Par Gabrielle Cluzel.
COMMENTAIRE – Cet article de Gabrielle Cluzel est paru le 12 mai dans Boulevard Voltaire. Gabrielle Cluzel qui a du courage, de l’intelligence et de la vigueur, un peu cantonnée à Boulevard Voltaire jusqu’à il y a quelque temps, elle a pris de la hauteur grâce à sa participation à CNews et à sa présence télévisuelle. Et c’est tant mieux. Elle a un talent qui force la sympathie et c’est pour de bonnes causes. Nous n’en dirons pas davantage.
On l’appelle Eurovision, et c’est somme toute un nom bien trouvé : c’est la vision de l’Europe. Une allégorie en musique de ce que nous sommes devenus.
Il y a ses contours toujours plus larges, qui la transforment en Mondiovision : en 1956, lors de la première édition, il y avait sept pays, exclusivement du continent européen. Elle ne cesse, depuis, de s’étendre : Israël, Maroc, Azerbaïdjan, Turquie et même Australie.
Il y a son patrimoine méprisé : cet indicatif légendaire, le prélude du Te Deum de Charpentier, l’alpha de son esthétique musicale. Le contraste est saisissant avec le contenu indigent du spectacle télévisuel lui-même. On espère être arrivé à l’oméga, mais il n’est pas certain que la descente ne se poursuive pas encore un peu.
Il y a ses mantras en forme de vœux pieux auxquels tout le monde fait semblant de croire : « Unis par la musique » sonne aussi creux que « vivre ensemble ». Tellement unis que la candidate israélienne a été conspuée sans que les organisateurs n’y puissent mais. On nous bassine avec l’Europe de la paix, mais ses dirigeants n’ont fait que créer les conditions de la guerre. Et l’antisémitisme, contre lequel ils se targuent de lutter depuis des dizaines d’années, prospère sous leurs yeux écarquillés de lapins paralysés par les phares. Forcément, ils regardaient arriver le danger dans la mauvaise direction, ils sont surpris.

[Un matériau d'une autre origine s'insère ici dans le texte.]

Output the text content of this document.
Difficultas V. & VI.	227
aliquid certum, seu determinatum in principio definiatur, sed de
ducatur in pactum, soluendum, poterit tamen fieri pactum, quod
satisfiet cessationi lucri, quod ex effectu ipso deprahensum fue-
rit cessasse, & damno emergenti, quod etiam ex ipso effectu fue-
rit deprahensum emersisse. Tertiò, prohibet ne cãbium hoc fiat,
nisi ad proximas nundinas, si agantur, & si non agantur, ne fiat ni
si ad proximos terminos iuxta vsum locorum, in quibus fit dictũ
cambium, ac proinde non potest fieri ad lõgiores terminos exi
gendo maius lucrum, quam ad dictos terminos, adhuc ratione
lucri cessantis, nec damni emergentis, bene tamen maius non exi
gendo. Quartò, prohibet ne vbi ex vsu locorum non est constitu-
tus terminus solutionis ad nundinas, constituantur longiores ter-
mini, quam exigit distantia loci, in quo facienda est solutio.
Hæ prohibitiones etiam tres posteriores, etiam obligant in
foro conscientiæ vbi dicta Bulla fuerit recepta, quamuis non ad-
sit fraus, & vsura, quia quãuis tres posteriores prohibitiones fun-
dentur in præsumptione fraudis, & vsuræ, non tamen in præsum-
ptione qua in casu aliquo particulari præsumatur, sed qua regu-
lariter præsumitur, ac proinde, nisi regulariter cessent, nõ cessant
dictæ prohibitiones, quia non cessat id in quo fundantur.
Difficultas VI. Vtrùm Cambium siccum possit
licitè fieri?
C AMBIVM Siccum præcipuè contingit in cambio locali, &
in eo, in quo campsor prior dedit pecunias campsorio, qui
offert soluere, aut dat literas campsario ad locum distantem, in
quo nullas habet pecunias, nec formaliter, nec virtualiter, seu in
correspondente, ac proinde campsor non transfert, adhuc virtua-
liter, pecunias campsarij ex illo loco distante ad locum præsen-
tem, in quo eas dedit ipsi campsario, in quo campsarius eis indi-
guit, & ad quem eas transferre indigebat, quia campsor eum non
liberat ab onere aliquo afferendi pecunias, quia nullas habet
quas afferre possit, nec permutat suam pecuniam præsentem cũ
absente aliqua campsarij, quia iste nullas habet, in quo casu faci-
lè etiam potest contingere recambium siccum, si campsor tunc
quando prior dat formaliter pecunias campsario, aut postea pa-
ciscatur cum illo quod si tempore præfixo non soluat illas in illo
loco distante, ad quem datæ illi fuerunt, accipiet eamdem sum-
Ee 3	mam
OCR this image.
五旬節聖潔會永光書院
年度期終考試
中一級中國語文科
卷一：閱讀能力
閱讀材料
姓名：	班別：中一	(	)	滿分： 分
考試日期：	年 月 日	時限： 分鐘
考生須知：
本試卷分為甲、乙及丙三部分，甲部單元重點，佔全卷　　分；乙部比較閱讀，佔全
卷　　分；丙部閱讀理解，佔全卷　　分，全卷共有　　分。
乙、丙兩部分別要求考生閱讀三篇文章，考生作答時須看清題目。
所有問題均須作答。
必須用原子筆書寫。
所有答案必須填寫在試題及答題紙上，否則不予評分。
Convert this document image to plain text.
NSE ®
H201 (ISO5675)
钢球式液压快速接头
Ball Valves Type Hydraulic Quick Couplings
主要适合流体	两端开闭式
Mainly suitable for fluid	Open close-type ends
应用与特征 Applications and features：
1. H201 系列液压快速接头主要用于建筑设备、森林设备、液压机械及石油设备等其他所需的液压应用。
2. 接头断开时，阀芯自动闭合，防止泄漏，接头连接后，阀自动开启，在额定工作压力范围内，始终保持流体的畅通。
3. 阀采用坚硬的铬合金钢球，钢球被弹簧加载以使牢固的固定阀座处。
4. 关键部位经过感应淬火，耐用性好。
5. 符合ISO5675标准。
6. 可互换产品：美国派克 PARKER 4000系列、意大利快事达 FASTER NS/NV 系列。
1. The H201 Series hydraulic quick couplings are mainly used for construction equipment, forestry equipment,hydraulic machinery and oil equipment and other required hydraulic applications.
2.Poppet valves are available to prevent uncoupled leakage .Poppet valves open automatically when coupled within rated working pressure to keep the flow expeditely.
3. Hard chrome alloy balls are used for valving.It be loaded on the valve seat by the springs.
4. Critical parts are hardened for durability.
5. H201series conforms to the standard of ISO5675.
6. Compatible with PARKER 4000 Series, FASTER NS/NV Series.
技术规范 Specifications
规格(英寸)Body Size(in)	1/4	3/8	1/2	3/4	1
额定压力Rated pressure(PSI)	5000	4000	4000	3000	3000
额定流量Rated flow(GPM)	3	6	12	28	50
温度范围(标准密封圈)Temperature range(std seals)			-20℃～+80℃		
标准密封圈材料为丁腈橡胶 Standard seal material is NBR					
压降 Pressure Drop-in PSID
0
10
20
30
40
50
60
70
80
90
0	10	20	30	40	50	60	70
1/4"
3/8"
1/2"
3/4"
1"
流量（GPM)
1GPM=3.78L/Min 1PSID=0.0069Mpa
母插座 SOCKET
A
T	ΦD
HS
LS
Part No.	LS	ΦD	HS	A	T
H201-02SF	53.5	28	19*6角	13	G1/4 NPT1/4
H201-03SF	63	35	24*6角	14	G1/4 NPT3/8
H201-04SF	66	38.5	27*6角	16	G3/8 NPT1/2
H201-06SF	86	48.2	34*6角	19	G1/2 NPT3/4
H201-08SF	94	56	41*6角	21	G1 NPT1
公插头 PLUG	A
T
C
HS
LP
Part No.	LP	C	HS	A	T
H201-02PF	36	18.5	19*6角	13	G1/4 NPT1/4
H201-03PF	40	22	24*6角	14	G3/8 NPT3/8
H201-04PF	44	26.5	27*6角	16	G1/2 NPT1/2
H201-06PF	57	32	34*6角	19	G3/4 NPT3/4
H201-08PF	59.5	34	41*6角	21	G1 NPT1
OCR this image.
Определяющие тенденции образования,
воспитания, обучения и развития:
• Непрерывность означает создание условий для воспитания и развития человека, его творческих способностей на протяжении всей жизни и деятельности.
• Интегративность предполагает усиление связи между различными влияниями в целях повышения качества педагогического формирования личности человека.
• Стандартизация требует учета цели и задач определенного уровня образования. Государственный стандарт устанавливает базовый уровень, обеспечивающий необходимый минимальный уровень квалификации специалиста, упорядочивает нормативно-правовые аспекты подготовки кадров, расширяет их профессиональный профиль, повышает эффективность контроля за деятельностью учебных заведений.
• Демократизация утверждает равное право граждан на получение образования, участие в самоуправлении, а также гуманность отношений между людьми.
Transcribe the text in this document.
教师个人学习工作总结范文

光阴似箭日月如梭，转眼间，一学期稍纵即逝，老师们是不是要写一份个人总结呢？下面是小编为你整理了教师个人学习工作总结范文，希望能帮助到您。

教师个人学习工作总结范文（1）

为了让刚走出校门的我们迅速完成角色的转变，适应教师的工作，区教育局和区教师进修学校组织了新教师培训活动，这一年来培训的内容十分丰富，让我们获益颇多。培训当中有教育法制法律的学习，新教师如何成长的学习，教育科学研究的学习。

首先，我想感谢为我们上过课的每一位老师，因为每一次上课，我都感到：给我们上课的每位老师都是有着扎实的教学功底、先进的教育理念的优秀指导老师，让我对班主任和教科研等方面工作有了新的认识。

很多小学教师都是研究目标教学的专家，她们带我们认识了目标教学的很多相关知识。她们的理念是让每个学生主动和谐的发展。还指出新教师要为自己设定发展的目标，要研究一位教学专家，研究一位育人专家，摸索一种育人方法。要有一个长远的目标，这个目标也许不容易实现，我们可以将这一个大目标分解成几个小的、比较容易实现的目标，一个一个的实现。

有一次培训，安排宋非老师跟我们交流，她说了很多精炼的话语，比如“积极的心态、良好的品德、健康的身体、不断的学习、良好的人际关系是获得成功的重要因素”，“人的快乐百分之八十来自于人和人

Tout est réglé, n’en parlons plus : le gagnant est neutre. Nemo est un Suisse, non binaire de surcroît : qui dit mieux ? Il ne veut choisir aucun camp, pas même celui annoncé par la sage-femme à sa mère quand il est né. Il est, du reste, arrivé avec, sur scène, avec un drapeau aux couleurs jaune, blanc, violet et noir, celui des non-binaires, comme si c’était sa nouvelle patrie. Exit la croix blanche sur fond rouge. Les « non-cis » ont décidément la cote : en 2014, la drag-queen Conchita Wurst – ne l’appelez pas par son « morinom » Thomas Neuwirth, ce serait la mégenrer – a gagné l’Eurovision au nom de l’Autriche, 16 ans après le trans israélien Dana International. Selon une note de la Haute Autorité de la santé datant de septembre 2022, l’estimation de la population transgenre dépend de la « méthode » et de la « définition ». De fait, celles-ci sont fluctuantes et élastiques : n’oublions pas que Jeanne d’Arc, fêtée ces jours-ci, a été enrôlée à son corps défendant. Parce qu’elle a porté une armure, les cheveux courts, et qu’elle a mené une armée victorieuse au combat, elle ne pourrait pas être une femme ? Une analyse bien misogyne et truffée de stéréotypes sexistes… Mais cette étude officielle estime, néanmoins, « la prévalence moyenne du transgenre à 355 pour 100.000 personnes ». Un bref calcul permet de conclure que, toutes choses égales par ailleurs, ils ne devraient statistiquement remporter l’Eurovision que peu ou prou tous les trois siècles. Or, trois d’entre eux sont arrivés sur le podium depuis 1998. Comme dirait Jean-Michel Aphatie, étonnant, non ? Sans parler du nombre de candidats « trans » dans la sélection. De deux choses l’une : soit les trans sont par essence dotés d’une voix mélodieuse et d’un talent artistique particulièrement développé, soit le jury a un « léger » biais LGBTQI+. Israël a fait une erreur stratégique : ils auraient dû faire revenir Dana International, occasionnant ainsi un court-circuit immédiat dans les cerveaux islamo-wokistes. Rappelons que dès le 11 octobre 2023 (soit quatre jours après le massacre du 7), dans le Club Mediapart, un communiqué du collectif les inverti·e·s intitulé « Les Trans, Pédés, Gouines soutiennent la Palestine ! » expliquait « que la libération des LGBT+ passait par la libération du peuple palestinien » (sic). Trans palestinien serait, pour ainsi dire, à les lire, un oxymore. Reste à connaître l’avis du Hamas sur ce sujet.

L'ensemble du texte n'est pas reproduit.